C. UNE POLLUTION INVISIBLE ET MAL CONNUE : LES NANOPLASTIQUES

1. Les nanoplastiques : définition

Les nanoplastiques correspondent à des fragments dont la taille est inférieure à 1 um.

2. L'état actuel des connaissances

Contrairement aux macro et microplastiques, la pollution due aux nanoplastiques est invisible compte tenu de leur taille.

Les nanoplastiques sont libérés tout au long du vieillissement des plastiques par érosion de leur surface, altérée sur ses premiers micromètres, notamment sous l'effet de l'oxydation. Ainsi, l'altération des plastiques ne produit pas que des fragments de microplastiques mais génère également des particules de tailles inférieures au micromètre : les nanoplastiques.

Selon Julien Gigault 58 ( * ) , les particules de nanoplastiques, comprises entre 1 et 1 000 nm (1 um) présentent un comportement colloïdal 59 ( * ) . Dans les colloïdes, la taille et le nombre de particules dispersées entraînent des changements dans le phénomène de sédimentation des particules (des particules dont on attendrait qu'elles sédimentent restent en suspension). Ainsi, des nanoparticules de PVC peuvent être retrouvées dans la colonne d'eau des gyres 60 ( * ) alors que le PVC coule compte tenu de sa densité.

Le sujet des nanoplastiques comporte différents angles morts.

En premier lieu leur quantification reste difficile et leur structure est méconnue. Il s'agit pourtant de deux paramètres essentiels à la compréhension de leur devenir dans le milieu naturel et de leur interaction avec les organismes vivants.

Par ailleurs, leurs processus de formation restent inconnus ainsi que les cinétiques associées.

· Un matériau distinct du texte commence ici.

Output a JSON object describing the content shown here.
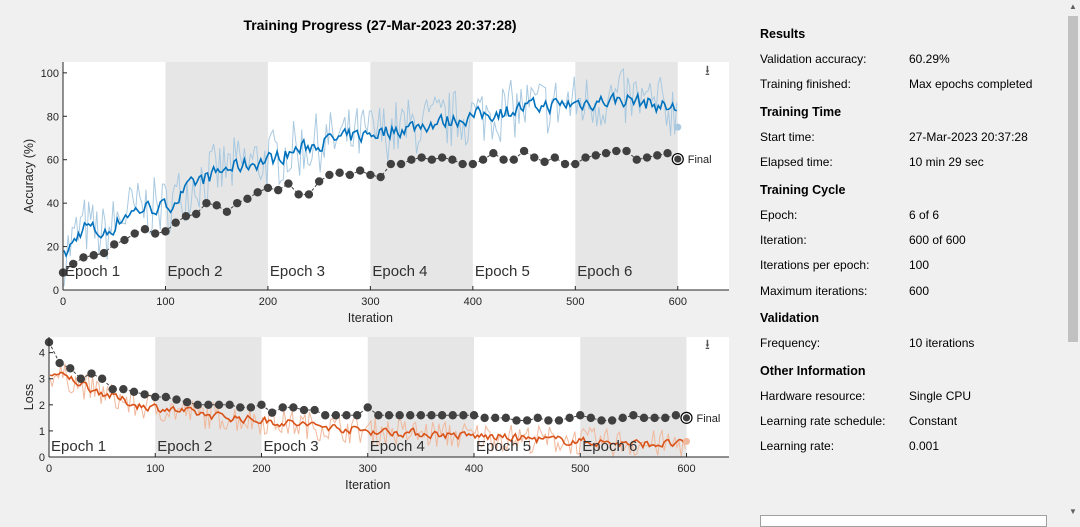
{
  "title": "Training Progress (27-Mar-2023 20:37:28)",
  "colors": {
    "accuracy": "#0072bd",
    "accuracy_light": "#a9c9e0",
    "loss": "#d95319",
    "loss_light": "#f0b89c",
    "validation": "#404040",
    "epoch_shade": "#e6e6e6"
  },
  "icons": {
    "export_top": "export-icon",
    "export_bottom": "export-icon"
  },
  "results": {
    "heading": "Results",
    "rows": [
      {
        "label": "Validation accuracy:",
        "value": "60.29%"
      },
      {
        "label": "Training finished:",
        "value": "Max epochs completed"
      }
    ]
  },
  "training_time": {
    "heading": "Training Time",
    "rows": [
      {
        "label": "Start time:",
        "value": "27-Mar-2023 20:37:28"
      },
      {
        "label": "Elapsed time:",
        "value": "10 min 29 sec"
      }
    ]
  },
  "training_cycle": {
    "heading": "Training Cycle",
    "rows": [
      {
        "label": "Epoch:",
        "value": "6 of 6"
      },
      {
        "label": "Iteration:",
        "value": "600 of 600"
      },
      {
        "label": "Iterations per epoch:",
        "value": "100"
      },
      {
        "label": "Maximum iterations:",
        "value": "600"
      }
    ]
  },
  "validation": {
    "heading": "Validation",
    "rows": [
      {
        "label": "Frequency:",
        "value": "10 iterations"
      }
    ]
  },
  "other_info": {
    "heading": "Other Information",
    "rows": [
      {
        "label": "Hardware resource:",
        "value": "Single CPU"
      },
      {
        "label": "Learning rate schedule:",
        "value": "Constant"
      },
      {
        "label": "Learning rate:",
        "value": "0.001"
      }
    ]
  },
  "chart_data": [
    {
      "type": "line",
      "ylabel": "Accuracy (%)",
      "xlabel": "Iteration",
      "xlim": [
        0,
        650
      ],
      "ylim": [
        0,
        105
      ],
      "xticks": [
        0,
        100,
        200,
        300,
        400,
        500,
        600
      ],
      "yticks": [
        0,
        20,
        40,
        60,
        80,
        100
      ],
      "epochs": [
        "Epoch 1",
        "Epoch 2",
        "Epoch 3",
        "Epoch 4",
        "Epoch 5",
        "Epoch 6"
      ],
      "iterations_per_epoch": 100,
      "final_label": "Final",
      "final_value": 60.29,
      "smoothed_anchors": {
        "x": [
          0,
          20,
          40,
          60,
          80,
          100,
          130,
          160,
          200,
          250,
          300,
          350,
          400,
          450,
          500,
          550,
          600
        ],
        "y": [
          15,
          30,
          25,
          35,
          38,
          38,
          50,
          56,
          60,
          68,
          72,
          76,
          80,
          84,
          86,
          88,
          83
        ]
      },
      "validation": {
        "x": [
          0,
          10,
          20,
          30,
          40,
          50,
          60,
          70,
          80,
          90,
          100,
          110,
          120,
          130,
          140,
          150,
          160,
          170,
          180,
          190,
          200,
          210,
          220,
          230,
          240,
          250,
          260,
          270,
          280,
          290,
          300,
          310,
          320,
          330,
          340,
          350,
          360,
          370,
          380,
          390,
          400,
          410,
          420,
          430,
          440,
          450,
          460,
          470,
          480,
          490,
          500,
          510,
          520,
          530,
          540,
          550,
          560,
          570,
          580,
          590,
          600
        ],
        "y": [
          8,
          12,
          15,
          16,
          17,
          21,
          23,
          26,
          28,
          26,
          27,
          31,
          34,
          35,
          40,
          39,
          36,
          40,
          42,
          45,
          47,
          46,
          49,
          44,
          44,
          50,
          53,
          54,
          53,
          55,
          53,
          52,
          58,
          58,
          60,
          61,
          60,
          61,
          60,
          58,
          58,
          60,
          63,
          60,
          60,
          64,
          61,
          59,
          61,
          58,
          58,
          61,
          62,
          63,
          64,
          64,
          60,
          61,
          62,
          63,
          60
        ]
      }
    },
    {
      "type": "line",
      "ylabel": "Loss",
      "xlabel": "Iteration",
      "xlim": [
        0,
        640
      ],
      "ylim": [
        0,
        4.6
      ],
      "xticks": [
        0,
        100,
        200,
        300,
        400,
        500,
        600
      ],
      "yticks": [
        0,
        1,
        2,
        3,
        4
      ],
      "epochs": [
        "Epoch 1",
        "Epoch 2",
        "Epoch 3",
        "Epoch 4",
        "Epoch 5",
        "Epoch 6"
      ],
      "iterations_per_epoch": 100,
      "final_label": "Final",
      "final_value": 1.5,
      "smoothed_anchors": {
        "x": [
          0,
          20,
          40,
          60,
          80,
          100,
          150,
          200,
          250,
          300,
          350,
          400,
          450,
          500,
          550,
          600
        ],
        "y": [
          3.2,
          3.0,
          2.6,
          2.3,
          2.0,
          1.9,
          1.6,
          1.4,
          1.2,
          1.0,
          0.9,
          0.8,
          0.7,
          0.6,
          0.5,
          0.5
        ]
      },
      "validation": {
        "x": [
          0,
          10,
          20,
          30,
          40,
          50,
          60,
          70,
          80,
          90,
          100,
          110,
          120,
          130,
          140,
          150,
          160,
          170,
          180,
          190,
          200,
          210,
          220,
          230,
          240,
          250,
          260,
          270,
          280,
          290,
          300,
          310,
          320,
          330,
          340,
          350,
          360,
          370,
          380,
          390,
          400,
          410,
          420,
          430,
          440,
          450,
          460,
          470,
          480,
          490,
          500,
          510,
          520,
          530,
          540,
          550,
          560,
          570,
          580,
          590,
          600
        ],
        "y": [
          4.4,
          3.6,
          3.4,
          3.0,
          3.2,
          3.0,
          2.6,
          2.6,
          2.5,
          2.4,
          2.3,
          2.3,
          2.2,
          2.1,
          2.0,
          2.0,
          2.0,
          2.0,
          1.9,
          1.9,
          2.0,
          1.7,
          1.9,
          1.9,
          1.8,
          1.8,
          1.6,
          1.6,
          1.6,
          1.6,
          1.9,
          1.6,
          1.6,
          1.6,
          1.6,
          1.6,
          1.6,
          1.6,
          1.6,
          1.6,
          1.6,
          1.5,
          1.5,
          1.5,
          1.4,
          1.4,
          1.5,
          1.4,
          1.4,
          1.5,
          1.6,
          1.5,
          1.4,
          1.4,
          1.5,
          1.6,
          1.5,
          1.5,
          1.5,
          1.6,
          1.5
        ]
      }
    }
  ]
}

3. Une pollution potentiellement préoccupante

Les recherches sur les nanoplastiques en sont encore à leur début. Toutefois, si la fragmentation des macrodéchets en microplastiques puis en nanoplastiques était avérée, elle serait particulièrement préoccupante pour deux raisons.

D'une part, le nombre de nanoplastiques dans l'environnement pourrait être considérable. Actuellement, il n'existe aucune étude chiffrée sur leurs quantités. Toutefois, comme l'a fait remarquer Bruno Grassl 61 ( * ) lors de son audition: « Si on retient l'hypothèse souvent citée de 200 millions de tonnes de déchets plastiques accumulés dans les océans et si seulement 3 % de ces déchets se sont dégradés en nanoplastiques de 200 nm, ils représenteraient une surface développée de 180 millions de km². »

Détail du calcul

Source : Office parlementaire d'évaluation des choix scientifiques et technologiques.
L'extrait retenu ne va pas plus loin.